As a part of this, you may want to expand on these profiles to include your target business customers’ buying process, pain points, and aspirations. How do they make the decision to buy new things like you are offering? What are the steps? What pain are they experiencing or wanting to avoid? What pleasure are they seeking?

Customer Personas

No matter who you think your customers are, it all comes down to people. This is true whether you are going directly to consumers or B2B. Business buying decisions are made by real human people too.

Most startups step out thinking they are targeting the CEO. Yet, in the vast majority of cases, you may find that they are not directly making this decision, or if they are, they are doing it on the recommendation of someone else they trust on their team.

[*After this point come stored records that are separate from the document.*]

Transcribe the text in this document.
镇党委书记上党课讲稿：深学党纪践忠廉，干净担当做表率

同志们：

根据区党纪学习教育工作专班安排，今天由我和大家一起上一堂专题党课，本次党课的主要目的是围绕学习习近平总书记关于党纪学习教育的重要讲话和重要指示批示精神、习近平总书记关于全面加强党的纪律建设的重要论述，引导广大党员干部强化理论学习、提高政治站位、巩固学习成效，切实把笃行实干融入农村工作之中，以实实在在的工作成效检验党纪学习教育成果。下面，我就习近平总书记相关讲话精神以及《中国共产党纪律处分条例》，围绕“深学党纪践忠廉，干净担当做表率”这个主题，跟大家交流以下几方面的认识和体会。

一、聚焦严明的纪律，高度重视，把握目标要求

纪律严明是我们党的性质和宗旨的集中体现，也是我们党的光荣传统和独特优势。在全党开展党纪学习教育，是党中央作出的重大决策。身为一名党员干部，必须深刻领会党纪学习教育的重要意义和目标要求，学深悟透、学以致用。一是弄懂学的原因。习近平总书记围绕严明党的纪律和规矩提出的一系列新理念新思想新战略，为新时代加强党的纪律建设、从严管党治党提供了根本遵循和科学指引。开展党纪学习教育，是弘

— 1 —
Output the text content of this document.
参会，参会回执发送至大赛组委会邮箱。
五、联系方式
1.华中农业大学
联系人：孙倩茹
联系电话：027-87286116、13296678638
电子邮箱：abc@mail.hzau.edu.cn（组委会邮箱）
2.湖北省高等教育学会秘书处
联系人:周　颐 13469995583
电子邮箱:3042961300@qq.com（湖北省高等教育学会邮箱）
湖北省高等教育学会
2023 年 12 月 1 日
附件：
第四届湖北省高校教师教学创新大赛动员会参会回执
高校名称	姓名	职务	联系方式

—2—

For example, if you are marketing to chains of education institutions, it is highly unlikely that you’ll be selling directly to the founder. It could be to the head of the marketing department, HR, or administration. Or, at a fintech company it may be selling to the CIO, CFO, CMO, or another department lead further down the food chain.

You need to know who this decision maker is, and have profiles on them. The good news is that they will typically be much easier to reach than the CEO.

This is where you get really granular in defining your target market and customers. The more detail the better.

It’s worth noting that you may not be able to target advertising according to every filter anymore. Major platforms like Google and Facebook have been restricting targeting filters to avoid accidental discrimination.

Still, the more you and your teams know about your customers, the better you can serve them, and the more effective and profitable your business will be.

Your customer profile may include details like:

  • Job titles
  • Income levels
  • Housing status
  • Geographic area
  • Preferred social media
  • Brand affinities
  • Where and how they shop
  • Their pain points and aspirations
  • Where they hang out

This information will be used throughout your product design, branding, selling, and marketing.

Summary

Defining your target market is extremely important. It is worth every minute you put into it. It will speed along everything else you do. Having a clear picture of this and being able to display the data simply in your pitch deck can and will make all the difference in getting funded. This data will also aid you in creating accurate financial models and financial planning.